REVERE — A Brazilian mother in the country illegally says she was detained for seven days by federal immigration officials after a traffic stop in Reading last week, despite her pleas that she be allowed to breast-feed her 13-month-old son.
“I told them, many times, that I needed to be with my son to breast-feed, but they didn’t listen to me,” Katia Cynara Borges said Thursday after she was freed from the Suffolk County House of Corrections. She was released following numerous inquiries this week by Globe reporters to Immigration and Customs Enforcement officials.
In a brief statement Thursday, the agency said: “After further review, ICE determined that the detention of this individual was not consistent with agency policy on the detention of breast-feeding mothers. As a result, ICE released the individual today while she awaits the outcome of her case.”
Borges’s detention runs counter to guidelines that the agency revamped after a raid it carried out in 2007 at a New Bedford factory drew widespread criticism. Hundreds of illegal immigrants who worked there, many of whom were either nursing mothers or primary caregivers of children or elderly relatives, were detained after the raid.
The guidelines now stipulate that “extraordinary circumstances” should exist, such as the protection of national security or public safety, to warrant detention of such individuals.
Speaking in Portuguese, Borges said that aside from her status as an illegal immigrant with an overdue deportation order, she has never been arrested. She came to the United States in 2006 and was arrested the same year and ordered deported.
Borges, 31, lives with her husband and their son, Pedro, in a modest duplex in Revere. She cleans houses, and her 34-year-old husband, who requested that his name not be published because he fears deportation, works in construction. He took time off from his job to care for their son after Borges’s arrest April 21.
Thursday, his eyes filled with tears after Borges called him to say she was being released.
When Borges walked through the front door about 3:30 p.m., he kissed her, hugged her, and then placed Pedro in her outstretched arms. The boy laughed as she gave him a tight embrace.
“I missed you so much … Every day I was gone I cried because I missed you,” Borges said.
Borges said that during her stay in jail, she requested and was given Motrin to alleviate pain associated with the interruption of nursing. While Pedro’s diet also consisted of solid foods in past months, Borges said she has continued to nurse him because she believes in the benefits of mother’s milk.
Jessica Vaughan, director of policy studies for the Center for Immigration Studies in Washington and an opponent of illegal immigration, said that in these cases, authorities are put in the predicament of trying to ascertain whether detainees are telling the truth or just exploiting the new guidelines.
“But nevertheless, her not abiding by the deportation order makes her a fugitive, and that escalates her legal difficulties,” said Vaughan, whose office is in Franklin. “Because she was a fugitive, I suspect that ICE had to detain her because she was a high flight risk.”

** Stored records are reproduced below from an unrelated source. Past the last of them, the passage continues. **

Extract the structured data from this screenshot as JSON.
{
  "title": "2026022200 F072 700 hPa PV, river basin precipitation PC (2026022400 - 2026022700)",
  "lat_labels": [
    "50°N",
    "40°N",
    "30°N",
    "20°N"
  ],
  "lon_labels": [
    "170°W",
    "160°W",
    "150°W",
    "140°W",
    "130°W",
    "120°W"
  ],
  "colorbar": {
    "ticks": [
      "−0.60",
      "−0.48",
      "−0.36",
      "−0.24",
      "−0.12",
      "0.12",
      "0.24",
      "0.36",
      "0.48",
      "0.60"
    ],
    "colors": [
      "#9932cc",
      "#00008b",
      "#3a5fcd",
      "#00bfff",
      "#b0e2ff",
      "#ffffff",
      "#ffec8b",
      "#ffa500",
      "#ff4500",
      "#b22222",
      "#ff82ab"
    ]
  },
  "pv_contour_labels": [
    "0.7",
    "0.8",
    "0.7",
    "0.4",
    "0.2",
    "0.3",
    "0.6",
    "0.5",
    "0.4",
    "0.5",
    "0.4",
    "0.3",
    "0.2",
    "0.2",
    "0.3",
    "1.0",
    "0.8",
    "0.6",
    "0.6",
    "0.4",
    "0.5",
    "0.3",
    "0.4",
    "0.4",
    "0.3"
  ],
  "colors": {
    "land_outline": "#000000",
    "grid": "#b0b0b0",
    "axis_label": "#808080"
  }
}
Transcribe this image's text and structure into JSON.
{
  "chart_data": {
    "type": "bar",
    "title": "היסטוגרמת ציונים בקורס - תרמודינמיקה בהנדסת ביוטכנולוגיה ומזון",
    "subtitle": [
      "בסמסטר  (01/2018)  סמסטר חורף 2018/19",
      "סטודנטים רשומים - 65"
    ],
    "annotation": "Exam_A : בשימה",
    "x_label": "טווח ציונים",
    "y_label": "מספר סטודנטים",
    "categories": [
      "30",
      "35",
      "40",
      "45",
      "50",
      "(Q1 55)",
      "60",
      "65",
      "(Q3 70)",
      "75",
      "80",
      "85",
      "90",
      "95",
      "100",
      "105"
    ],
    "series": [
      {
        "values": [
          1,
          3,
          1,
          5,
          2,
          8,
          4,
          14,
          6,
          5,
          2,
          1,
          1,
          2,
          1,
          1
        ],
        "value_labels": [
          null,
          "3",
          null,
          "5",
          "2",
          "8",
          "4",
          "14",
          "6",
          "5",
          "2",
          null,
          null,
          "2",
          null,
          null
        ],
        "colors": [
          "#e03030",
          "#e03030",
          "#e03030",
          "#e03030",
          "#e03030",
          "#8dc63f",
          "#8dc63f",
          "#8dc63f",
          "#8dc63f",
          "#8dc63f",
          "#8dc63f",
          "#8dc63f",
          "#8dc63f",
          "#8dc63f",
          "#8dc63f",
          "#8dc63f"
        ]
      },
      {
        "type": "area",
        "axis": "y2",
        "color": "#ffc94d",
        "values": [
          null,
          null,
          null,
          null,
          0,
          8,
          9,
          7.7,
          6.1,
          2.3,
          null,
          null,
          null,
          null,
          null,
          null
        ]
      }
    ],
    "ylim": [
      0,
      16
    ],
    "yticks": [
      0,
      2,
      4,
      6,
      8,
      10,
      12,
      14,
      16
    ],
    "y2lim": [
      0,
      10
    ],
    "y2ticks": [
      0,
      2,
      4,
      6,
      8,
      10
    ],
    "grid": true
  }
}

Heloisa Maria Galvao, executive director of the Brazilian Women’s Group in Allston, said she has not heard of any cases similar to Borges’s since the raid on the New Bedford factory.
“It’s really frustrating to hear this one, because we have worked so hard since then to prevent it from happening,” she said.
Galvao said she called Borges’s husband and told him that her group would work to help them find legal assistance, and he welcomed the offer.
Borges and her husband, who are from Belo Horizonte in the state of Minas Gerais, plan to hire a lawyer in an attempt to become legal US residents. Borges is scheduled for a status hearing Oct. 21. She is required to wear an ankle monitor pending a decision on her case.